Does there exist $f \in \mathcal{C}^\infty\left([a, b]\right)$ such that $M_n \rightarrow \infty$ but $\left\|f - p_n\right\| \rightarrow 0$?

Question

Let $f \in \mathcal{C}^\infty\left([a, b]\right)$ and $n \in \mathbb{N}$.

Let $p_n$ be the Lagrange interpolating polynomial for a partition of equispaced points $a = x_0 < x_1 < \cdots < x_n = b$ through $f$, and $M_n = \left\|f^{(n)}\right\|_\infty$.

Firstly, I would show that if there exists $C > 0$ such that $M_n \leq C$ then $\lim\limits_{n \rightarrow \infty} \left\|f - p_n\right\|_\infty = 0$. I know that $\left\|f - p_n\right\|_\infty \leq \frac{M_{n + 1}}{(n + 1)!}(b - a)^{n + 1}$, so I think it's not difficult to prove it.

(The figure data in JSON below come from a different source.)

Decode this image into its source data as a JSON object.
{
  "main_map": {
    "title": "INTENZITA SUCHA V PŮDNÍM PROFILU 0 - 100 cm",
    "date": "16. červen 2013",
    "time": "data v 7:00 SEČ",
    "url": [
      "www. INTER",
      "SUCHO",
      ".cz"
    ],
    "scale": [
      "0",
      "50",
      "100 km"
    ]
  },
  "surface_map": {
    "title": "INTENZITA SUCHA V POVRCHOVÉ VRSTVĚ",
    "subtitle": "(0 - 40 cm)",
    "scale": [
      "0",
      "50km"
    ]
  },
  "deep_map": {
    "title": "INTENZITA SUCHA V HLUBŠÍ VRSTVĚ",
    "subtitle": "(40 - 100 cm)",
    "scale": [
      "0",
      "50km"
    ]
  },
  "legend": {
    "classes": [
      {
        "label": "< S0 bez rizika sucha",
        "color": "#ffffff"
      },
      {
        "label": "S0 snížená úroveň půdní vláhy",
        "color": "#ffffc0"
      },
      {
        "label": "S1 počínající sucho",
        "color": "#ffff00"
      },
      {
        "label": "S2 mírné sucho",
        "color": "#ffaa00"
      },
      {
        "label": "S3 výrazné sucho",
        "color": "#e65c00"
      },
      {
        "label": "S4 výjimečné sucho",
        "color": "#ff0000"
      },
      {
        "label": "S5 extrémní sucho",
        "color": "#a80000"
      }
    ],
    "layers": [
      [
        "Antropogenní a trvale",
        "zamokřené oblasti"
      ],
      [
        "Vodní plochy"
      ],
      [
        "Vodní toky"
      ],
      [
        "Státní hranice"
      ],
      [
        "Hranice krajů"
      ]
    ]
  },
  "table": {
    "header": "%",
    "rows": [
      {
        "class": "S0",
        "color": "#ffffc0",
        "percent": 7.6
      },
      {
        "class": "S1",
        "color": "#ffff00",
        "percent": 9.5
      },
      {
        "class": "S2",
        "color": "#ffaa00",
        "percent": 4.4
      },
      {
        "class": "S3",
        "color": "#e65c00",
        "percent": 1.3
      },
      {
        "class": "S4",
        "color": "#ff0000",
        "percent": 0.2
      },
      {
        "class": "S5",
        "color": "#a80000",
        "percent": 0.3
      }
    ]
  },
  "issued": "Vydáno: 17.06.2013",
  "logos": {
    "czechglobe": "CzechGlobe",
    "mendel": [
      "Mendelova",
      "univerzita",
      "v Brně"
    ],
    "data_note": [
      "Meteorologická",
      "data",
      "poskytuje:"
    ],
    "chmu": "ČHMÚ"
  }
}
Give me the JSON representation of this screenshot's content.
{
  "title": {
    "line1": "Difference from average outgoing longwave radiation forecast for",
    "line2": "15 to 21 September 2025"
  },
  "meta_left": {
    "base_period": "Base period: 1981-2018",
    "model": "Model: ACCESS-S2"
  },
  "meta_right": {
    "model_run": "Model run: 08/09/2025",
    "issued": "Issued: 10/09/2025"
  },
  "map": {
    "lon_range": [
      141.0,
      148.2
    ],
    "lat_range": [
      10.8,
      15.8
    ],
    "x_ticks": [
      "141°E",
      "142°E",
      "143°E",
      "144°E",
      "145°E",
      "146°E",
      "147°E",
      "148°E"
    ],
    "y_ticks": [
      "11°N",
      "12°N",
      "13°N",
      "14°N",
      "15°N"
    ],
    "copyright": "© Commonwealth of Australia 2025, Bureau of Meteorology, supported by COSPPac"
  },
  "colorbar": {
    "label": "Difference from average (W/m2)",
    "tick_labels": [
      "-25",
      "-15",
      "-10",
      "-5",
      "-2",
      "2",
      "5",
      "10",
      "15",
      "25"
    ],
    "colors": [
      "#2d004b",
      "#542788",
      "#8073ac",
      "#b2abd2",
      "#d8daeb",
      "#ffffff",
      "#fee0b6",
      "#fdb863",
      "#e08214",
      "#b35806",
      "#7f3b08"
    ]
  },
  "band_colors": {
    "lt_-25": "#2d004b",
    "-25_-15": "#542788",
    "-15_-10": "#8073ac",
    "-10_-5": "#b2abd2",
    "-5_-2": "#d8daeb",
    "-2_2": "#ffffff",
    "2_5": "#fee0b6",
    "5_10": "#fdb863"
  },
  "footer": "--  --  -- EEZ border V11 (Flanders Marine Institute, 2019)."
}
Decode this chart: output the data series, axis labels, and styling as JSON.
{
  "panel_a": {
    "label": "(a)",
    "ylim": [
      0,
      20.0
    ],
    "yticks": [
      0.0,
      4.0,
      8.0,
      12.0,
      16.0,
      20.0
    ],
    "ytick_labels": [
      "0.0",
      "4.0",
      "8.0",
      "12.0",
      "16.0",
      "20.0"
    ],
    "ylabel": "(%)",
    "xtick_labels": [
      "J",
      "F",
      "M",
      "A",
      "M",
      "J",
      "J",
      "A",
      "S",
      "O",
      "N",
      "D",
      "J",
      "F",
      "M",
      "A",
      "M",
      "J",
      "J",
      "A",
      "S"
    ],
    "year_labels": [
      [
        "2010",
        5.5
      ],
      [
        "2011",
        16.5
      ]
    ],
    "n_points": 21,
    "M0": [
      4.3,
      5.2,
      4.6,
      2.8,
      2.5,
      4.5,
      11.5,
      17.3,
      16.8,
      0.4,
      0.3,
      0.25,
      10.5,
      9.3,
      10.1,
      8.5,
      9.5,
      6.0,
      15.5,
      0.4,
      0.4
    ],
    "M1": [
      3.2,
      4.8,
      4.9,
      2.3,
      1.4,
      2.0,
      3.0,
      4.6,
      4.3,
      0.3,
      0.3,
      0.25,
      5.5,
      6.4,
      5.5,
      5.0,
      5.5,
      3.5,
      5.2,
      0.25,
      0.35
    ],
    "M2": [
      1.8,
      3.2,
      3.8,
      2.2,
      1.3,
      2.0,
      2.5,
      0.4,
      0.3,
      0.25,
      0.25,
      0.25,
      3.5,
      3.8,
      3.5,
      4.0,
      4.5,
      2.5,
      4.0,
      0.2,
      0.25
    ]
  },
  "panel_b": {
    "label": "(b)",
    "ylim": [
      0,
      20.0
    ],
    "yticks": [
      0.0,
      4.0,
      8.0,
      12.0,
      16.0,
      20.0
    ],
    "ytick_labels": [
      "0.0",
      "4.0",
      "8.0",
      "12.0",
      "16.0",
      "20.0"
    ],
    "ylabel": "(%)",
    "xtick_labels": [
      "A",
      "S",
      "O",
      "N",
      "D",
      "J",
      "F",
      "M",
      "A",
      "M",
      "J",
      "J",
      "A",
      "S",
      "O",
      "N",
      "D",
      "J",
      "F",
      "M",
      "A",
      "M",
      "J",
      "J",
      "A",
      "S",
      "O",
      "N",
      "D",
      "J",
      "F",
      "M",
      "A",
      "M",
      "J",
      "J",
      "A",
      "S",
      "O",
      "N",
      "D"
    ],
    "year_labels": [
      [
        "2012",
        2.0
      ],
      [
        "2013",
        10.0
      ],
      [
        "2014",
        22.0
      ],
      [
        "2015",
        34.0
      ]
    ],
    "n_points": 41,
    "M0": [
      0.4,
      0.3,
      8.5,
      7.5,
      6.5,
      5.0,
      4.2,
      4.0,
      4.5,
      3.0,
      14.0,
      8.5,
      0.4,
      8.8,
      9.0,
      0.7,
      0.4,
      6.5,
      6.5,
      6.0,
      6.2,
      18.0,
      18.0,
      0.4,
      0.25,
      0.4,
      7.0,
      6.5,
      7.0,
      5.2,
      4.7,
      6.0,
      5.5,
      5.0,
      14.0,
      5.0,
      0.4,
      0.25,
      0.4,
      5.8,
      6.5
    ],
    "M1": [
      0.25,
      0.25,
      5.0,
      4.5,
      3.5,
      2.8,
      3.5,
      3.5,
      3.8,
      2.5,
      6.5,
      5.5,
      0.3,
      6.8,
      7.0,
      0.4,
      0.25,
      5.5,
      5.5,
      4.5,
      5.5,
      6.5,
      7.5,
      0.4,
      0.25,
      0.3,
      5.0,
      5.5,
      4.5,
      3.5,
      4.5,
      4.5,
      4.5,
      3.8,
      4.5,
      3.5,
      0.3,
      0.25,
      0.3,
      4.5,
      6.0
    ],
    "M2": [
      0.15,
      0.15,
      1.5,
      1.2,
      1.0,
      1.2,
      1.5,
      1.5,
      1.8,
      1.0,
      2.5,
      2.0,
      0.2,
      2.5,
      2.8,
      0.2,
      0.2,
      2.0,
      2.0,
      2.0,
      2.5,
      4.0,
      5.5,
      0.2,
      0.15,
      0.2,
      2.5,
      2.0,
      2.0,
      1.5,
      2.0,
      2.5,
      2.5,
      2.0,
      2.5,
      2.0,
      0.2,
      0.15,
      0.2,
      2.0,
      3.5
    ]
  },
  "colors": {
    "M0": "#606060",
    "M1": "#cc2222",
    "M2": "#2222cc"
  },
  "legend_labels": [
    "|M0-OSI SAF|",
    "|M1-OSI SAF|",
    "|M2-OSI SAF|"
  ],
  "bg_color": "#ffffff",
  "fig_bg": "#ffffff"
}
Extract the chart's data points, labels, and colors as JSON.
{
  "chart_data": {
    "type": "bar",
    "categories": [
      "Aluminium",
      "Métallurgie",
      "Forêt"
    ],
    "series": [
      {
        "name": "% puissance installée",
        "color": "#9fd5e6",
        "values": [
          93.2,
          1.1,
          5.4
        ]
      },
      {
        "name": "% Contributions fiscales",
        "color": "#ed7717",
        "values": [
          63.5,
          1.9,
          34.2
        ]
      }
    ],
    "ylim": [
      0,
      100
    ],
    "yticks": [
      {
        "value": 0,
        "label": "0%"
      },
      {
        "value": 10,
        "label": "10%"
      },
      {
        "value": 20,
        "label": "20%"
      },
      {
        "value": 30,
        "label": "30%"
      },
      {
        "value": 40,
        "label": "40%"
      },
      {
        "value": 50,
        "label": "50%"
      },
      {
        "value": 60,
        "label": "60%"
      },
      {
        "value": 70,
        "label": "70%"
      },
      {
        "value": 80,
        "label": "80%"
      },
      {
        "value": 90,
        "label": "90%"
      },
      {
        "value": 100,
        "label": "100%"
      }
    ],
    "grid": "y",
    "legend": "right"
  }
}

Nevertheless, does there exist $f \in \mathcal{C}^\infty\left([a, b]\right)$ such that $\lim\limits_{n \rightarrow \infty} M_n = \infty$ but $\lim\limits_{n \rightarrow \infty} \left\|f - p_n\right\| = 0$? I think it does exist, but which would be?

Answer 1

Consider $$f(x):=xe^x\quad\text{on}\quad[a,b]:=[0,1].$$

• $M_n=\max_{x\in[0,1]}\left(x+n\right)e^x=\left(n+1\right)e\to\infty$, but
• $\left\|f - p_n\right\|_\infty \le\frac{M_{n + 1}}{(n + 1)!}(b - a)^{n + 1}=\frac{\left(n+2\right)e}{(n + 1)!}\to0$.

More generally, on an arbitrary interval $[a,b]$, you can prove similarly that $f(x):=(x-a)e^x$ does the job.